Les tendances iconoclastes[11] se répandirent surtout au VIIIe siècle en s'appuyant notamment sur la première Épître de saint Jean « Dieu, personne ne l'a jamais contemplé » (4,12) et sur le passage de son évangile : « Nul n'a jamais vu Dieu » (1,18). Pendant près d'un siècle, l'Empire byzantin sera secoué d'une violente crise, de 725 à 843, période durant laquelle les icônes sont brûlées sur les places publiques et l'iconophilie eut ses martyrs... La guerre des icônes connut une trêve éphémère de 787 à 813. Il fallut attendre l'édit publié en 843 pour que soit rétabli le culte des icônes.

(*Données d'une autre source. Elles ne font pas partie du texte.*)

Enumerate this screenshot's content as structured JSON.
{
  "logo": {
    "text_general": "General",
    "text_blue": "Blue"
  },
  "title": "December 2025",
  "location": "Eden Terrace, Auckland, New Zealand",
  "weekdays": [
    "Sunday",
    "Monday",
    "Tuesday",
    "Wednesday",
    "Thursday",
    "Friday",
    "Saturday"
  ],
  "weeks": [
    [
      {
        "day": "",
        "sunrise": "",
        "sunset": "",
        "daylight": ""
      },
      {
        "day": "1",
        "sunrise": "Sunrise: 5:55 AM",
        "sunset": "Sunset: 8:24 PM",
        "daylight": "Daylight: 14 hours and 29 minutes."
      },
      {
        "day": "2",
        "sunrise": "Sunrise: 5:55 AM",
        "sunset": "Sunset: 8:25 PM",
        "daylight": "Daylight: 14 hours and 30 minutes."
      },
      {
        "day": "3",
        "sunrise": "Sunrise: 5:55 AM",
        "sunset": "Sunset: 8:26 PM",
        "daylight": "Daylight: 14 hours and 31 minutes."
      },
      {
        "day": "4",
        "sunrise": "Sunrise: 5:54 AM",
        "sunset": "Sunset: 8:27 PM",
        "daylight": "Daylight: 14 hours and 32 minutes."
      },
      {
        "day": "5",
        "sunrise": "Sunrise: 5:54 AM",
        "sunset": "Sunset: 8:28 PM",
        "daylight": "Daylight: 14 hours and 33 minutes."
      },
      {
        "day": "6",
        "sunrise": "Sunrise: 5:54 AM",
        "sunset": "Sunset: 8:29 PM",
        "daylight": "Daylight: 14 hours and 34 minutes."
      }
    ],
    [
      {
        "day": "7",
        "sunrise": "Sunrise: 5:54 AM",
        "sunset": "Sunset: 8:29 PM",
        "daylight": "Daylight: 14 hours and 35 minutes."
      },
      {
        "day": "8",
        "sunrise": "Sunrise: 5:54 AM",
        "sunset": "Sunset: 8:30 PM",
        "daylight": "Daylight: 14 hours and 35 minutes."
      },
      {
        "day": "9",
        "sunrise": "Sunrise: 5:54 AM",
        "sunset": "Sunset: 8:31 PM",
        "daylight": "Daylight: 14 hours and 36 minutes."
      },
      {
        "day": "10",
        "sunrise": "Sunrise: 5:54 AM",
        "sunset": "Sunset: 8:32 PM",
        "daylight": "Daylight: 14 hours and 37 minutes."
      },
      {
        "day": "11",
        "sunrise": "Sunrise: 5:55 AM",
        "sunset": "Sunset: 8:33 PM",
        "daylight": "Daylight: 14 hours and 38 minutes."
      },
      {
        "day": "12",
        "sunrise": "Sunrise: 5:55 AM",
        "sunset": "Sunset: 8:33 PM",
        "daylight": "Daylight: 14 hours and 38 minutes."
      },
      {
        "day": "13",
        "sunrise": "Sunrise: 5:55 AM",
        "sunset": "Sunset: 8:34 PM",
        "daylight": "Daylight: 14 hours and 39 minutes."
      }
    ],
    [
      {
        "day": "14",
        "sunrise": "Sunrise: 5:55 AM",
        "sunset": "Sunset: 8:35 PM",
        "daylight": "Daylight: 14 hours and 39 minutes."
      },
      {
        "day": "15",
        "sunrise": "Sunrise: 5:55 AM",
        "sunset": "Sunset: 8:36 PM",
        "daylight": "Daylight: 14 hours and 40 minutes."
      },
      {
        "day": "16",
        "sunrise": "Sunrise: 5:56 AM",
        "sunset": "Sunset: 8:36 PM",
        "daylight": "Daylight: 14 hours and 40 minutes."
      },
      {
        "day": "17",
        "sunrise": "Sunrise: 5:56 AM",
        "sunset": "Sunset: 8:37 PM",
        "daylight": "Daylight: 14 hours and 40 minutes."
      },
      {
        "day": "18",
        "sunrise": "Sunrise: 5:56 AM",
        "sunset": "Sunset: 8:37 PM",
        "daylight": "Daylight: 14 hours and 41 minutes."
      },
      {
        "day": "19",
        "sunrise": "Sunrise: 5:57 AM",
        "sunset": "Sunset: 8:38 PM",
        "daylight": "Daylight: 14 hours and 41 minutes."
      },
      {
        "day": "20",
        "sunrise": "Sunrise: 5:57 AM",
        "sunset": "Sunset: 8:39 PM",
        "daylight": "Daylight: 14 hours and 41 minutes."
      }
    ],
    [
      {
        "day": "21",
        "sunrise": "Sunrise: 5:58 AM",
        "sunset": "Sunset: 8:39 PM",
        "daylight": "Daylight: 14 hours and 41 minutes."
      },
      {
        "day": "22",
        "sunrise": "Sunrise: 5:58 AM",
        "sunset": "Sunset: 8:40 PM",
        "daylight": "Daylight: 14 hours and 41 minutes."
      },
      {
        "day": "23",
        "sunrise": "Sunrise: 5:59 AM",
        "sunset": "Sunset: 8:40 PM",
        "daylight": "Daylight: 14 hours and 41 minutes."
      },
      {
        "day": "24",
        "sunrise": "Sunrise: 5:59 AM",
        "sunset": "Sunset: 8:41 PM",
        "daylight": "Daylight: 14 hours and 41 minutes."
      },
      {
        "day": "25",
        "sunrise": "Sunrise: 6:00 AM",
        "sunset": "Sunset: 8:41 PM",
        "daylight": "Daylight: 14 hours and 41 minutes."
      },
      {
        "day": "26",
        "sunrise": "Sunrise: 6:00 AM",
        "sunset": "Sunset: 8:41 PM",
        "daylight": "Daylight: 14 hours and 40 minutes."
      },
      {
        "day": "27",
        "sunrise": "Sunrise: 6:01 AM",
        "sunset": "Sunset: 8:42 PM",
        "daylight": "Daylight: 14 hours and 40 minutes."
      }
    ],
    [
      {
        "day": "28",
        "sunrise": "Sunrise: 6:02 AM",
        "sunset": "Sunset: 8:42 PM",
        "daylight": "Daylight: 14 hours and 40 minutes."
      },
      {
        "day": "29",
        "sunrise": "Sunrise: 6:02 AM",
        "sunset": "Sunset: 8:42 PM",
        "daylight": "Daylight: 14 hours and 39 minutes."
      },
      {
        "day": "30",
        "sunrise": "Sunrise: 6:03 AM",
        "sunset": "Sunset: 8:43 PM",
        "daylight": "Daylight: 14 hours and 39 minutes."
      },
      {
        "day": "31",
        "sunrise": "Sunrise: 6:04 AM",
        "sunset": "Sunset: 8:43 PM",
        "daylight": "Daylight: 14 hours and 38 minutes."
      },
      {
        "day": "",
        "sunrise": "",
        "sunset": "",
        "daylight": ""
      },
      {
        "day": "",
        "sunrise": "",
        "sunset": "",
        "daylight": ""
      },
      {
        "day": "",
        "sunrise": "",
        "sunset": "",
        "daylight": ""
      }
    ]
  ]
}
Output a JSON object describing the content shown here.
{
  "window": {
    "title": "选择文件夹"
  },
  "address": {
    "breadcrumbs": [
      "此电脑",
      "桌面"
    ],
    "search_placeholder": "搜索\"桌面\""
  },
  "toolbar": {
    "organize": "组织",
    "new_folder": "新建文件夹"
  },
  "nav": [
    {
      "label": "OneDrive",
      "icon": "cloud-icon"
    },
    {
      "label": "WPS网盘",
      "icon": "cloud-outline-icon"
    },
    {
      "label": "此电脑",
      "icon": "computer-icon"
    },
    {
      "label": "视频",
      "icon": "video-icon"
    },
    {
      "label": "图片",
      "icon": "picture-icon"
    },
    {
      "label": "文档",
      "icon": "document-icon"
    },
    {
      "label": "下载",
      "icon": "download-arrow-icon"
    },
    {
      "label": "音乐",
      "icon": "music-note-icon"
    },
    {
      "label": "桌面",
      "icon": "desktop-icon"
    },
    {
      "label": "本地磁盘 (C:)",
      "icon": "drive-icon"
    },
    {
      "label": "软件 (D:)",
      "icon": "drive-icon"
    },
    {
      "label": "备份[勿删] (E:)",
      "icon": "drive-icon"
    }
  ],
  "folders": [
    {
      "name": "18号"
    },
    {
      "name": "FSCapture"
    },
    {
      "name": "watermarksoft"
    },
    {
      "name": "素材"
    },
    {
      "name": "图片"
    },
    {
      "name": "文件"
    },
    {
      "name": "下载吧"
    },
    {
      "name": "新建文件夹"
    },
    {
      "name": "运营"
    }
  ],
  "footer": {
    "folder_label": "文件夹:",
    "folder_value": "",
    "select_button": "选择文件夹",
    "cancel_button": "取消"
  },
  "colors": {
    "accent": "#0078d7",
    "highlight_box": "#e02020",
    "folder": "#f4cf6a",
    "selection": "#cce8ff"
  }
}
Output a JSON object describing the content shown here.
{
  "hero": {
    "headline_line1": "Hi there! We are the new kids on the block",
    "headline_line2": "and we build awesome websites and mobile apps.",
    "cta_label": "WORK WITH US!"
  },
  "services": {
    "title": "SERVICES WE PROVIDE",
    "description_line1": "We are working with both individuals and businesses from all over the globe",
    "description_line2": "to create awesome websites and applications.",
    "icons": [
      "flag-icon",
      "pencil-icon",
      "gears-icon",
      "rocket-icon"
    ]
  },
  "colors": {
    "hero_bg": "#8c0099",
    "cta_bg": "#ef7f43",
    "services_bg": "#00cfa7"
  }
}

A l'issue de la crise iconoclaste, des canons iconographiques furent définitivement établis. La chute de Constantinople en 1453, et l'invasion des Balkans par les Turcs amenèrent la Russie, convertie au christianisme dès le Xe siècle, à prendre le relais de la défunte Byzance. Elle développera peu à peu son propre langage iconographique.
S'amorce à la fin du XVIe siècle, sous l'influence de la Renaissance italienne qui ne laisse pas insensible le monde orthodoxe, une décadence de plus en plus accentuée de l'art de l'icône qui trouve son niveau le plus bas au XIXe siècle pour que la Russie de Nicolas II redécouvre la première le « joyau » de l'icône ancienne.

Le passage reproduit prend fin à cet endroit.